Unable to type-up a comment, I went off my notes and gave something approximating the following, as a public comment. You can contact Council staff and find out how to listen to all the meeting recordings on a special site where the audio files are uploaded in the weeks following each meeting.
Public Comment by Groundswell:
Introduction: Chairman Olson, and Council members – I’m Stephen Taufen of the Groundswell Fisheries Movement, and you might be wondering why I am testifying on this issue but I have a personal interest. About 95 years ago, my grandfather out-migrated, down the Yukon River , and so our genetic stock had left the region. That was, until on the other side of the family my grandmother’s cousin arrived and spent 30 to 40 years ministering to the villages, often by dogsled – the very same villages that earlier testifiers had mentioned, from Nome to the dozens of outlying communities.
And as testified before, I fished my last king (Chinook) salmon on the Snake River in 1970, on the Fourth of July, as the big one was let go and we kept the smaller one. The Yukon people want the big ones upstream, as well.
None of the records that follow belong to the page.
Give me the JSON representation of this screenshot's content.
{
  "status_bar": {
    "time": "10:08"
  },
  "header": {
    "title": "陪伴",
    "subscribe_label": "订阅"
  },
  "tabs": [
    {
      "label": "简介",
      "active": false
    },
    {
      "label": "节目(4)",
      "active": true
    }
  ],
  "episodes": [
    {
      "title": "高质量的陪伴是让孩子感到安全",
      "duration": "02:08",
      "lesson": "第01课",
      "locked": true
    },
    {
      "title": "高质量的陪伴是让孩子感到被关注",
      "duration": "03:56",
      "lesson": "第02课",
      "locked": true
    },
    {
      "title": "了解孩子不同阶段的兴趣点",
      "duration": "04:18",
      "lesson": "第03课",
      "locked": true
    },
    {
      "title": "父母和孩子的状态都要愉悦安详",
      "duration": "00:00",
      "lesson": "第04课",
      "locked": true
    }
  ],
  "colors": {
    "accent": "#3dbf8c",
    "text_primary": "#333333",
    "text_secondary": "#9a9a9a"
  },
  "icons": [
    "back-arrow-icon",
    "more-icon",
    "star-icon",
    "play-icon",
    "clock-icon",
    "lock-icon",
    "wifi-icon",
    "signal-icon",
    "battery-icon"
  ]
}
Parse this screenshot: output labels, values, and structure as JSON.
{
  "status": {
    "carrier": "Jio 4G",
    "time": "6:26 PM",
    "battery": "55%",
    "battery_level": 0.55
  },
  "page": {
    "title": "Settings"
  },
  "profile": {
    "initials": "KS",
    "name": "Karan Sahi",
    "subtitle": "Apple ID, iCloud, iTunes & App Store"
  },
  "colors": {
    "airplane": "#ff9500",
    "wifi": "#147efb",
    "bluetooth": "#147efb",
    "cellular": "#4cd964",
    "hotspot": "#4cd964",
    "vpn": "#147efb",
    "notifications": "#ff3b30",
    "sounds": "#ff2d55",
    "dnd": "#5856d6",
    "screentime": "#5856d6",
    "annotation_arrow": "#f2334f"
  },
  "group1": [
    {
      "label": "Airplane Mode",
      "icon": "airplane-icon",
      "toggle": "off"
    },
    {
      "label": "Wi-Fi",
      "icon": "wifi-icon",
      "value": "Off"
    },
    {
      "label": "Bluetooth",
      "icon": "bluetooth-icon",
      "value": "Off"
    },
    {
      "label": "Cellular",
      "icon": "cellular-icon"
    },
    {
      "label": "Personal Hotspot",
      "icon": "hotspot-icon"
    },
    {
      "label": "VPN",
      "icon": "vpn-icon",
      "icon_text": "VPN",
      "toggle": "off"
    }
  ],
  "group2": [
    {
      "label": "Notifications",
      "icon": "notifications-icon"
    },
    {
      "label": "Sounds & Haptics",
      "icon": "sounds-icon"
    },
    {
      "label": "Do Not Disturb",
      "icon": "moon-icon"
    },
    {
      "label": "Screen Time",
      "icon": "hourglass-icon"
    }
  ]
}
There’s a parallel here, as even back then we knew that the increase of dams and other factors were stressing out the runs and it was no longer the right thing to do to take those salmon in a sports fishery downriver. It verged on immoral. All causes of depletion had to adjust.
In addition, as I spoke on the record at the last meeting, I also have concerns about the Ayakulik and Karluk River systems and the interception of Chinook salmon there, near my home on Kodiak Island . It seems to me that a lot of our sport fishery businesses will want to testify at the next meeting on this topic, too – especially since those river systems are not in the December salmon EIS/RIR.
Former Alaska governor and Secretary of Interior, Wally Hickel once said, “If you steal $10 from a man’s wallet, you’re likely to get into a fight, but if you steal billions from the commons, co-owned by him and his descendants, he may not even notice.” Well, I think the Council has already learned that there’s a big fight coming here.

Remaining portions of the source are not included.